Proceedings had been compromised by way of a consent order. Among other things, the order provided that the claimant and defendants were not to transfer or assign any property of the first and second defendant to themselves or to any company owned in part by them. The claimant submitted evidence to the court, including bank statements relating to the accounts of the second defendant and the fourth defendant’s joint account with his wife, which showed that the second defendant (through the third and fourth defendants) had paid £25,000 to the fourth defendant’s company in breach of the consent order.
The claimant applied for a declaration that the third and fourth defendants had breached the consent order and that they should repay the sum. In response, the third and fourth defendants submitted that the bank statements had been unlawfully obtained and reliance on them breached the principles of confidentiality.
Obtaining the bank statements
The defendants had been pressing for an explanation as to how the bank statements had been obtained for several months. Initially, counsel for the claimant indicated to the court that he did not have any instructions on the matter. Later in the hearing, counsel indicated, on instructions, that the bank statements had been obtained after the claimant had spoken to the relevant bank, which had freely provided the statements to him. When the court queried how this could have happened, particularly in relation to personal bank statements relating to a joint account apparently not only held by the fourth defendant but also his wife, the claimant’s explanation was that he had been accompanied by his grandfather (the father of the fourth defendant) who had asked the bank for the statements.
The court noted that the explanation provided by the claimant was not formally in evidence. It made it a condition of its order (requiring the return of the £25,000) that the explanation be set out in a witness statement verified by a statement of truth.
In the court’s view, there were clearly still issues around whether the bank statements were properly obtained and the lawfulness of that exercise. In particular, it observed that it would be surprising that a reputable clearing bank would be prepared to hand over bank statements merely on the say-so of the father of one of two personal account holders. Notwithstanding this, and even if it was to be assumed that the bank statements had been obtained unlawfully, the court did not consider it was appropriate to exercise its power to rule them inadmissible.

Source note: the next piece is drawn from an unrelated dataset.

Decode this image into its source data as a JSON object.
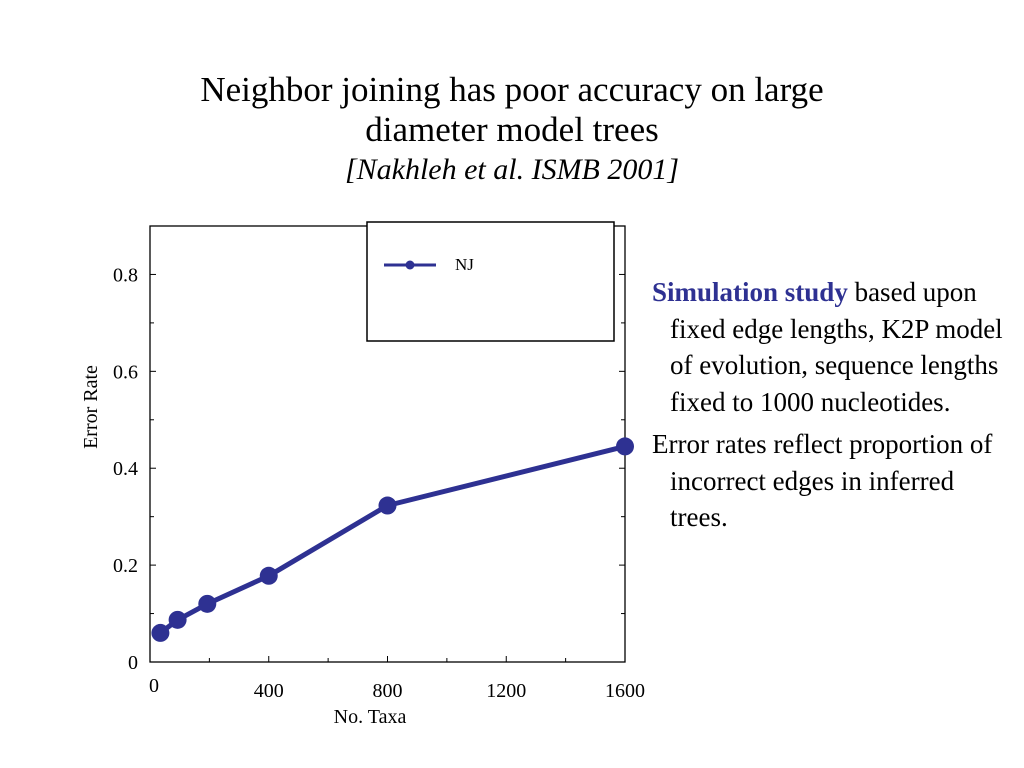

Ultimately the question whether the bank statements, which were clearly admissible in evidence (given their relevance), should be excluded as inadmissible involved the court in exercising its discretionary procedural and case management powers in accordance with the overriding objective of dealing with the case justly and at proportionate cost, bearing in mind the need to ensure that parties were on equal footing and that the application was dealt with fairly. In applying this test to the instant case:
- If the bank statements were necessary to enable the claimant to identify and articulate the breach, which was now admitted, then, clearly, he was on an unequal footing in relation to the defendants, who knew all about what had happened.
- The reason why reliance was placed on the bank statements was to identify and establish a breach of a court order.
- There was a clear public interest in such matters being placed before the court, which had a clear interest in ensuring that its orders are observed. That also was an outward-facing matter of public interest that had resonance in cases other than the instant case.
The defendants argued that the claimant was effectively relying upon its own inequitable conduct in asserting relief. However, the court observed that it could equally be said that the defendants would be seeking to avoid their own breach of a court order in seeking to exclude evidence of such breach in reliance on those bank statements. In this case, there would be an element of each side seeking to come to court with not entirely clean hands. Therefore, even if the court were to accept that the bank statements had been improperly obtained, it would not, for that reason, refuse to admit them in evidence in support of what was an admitted breach of a court order.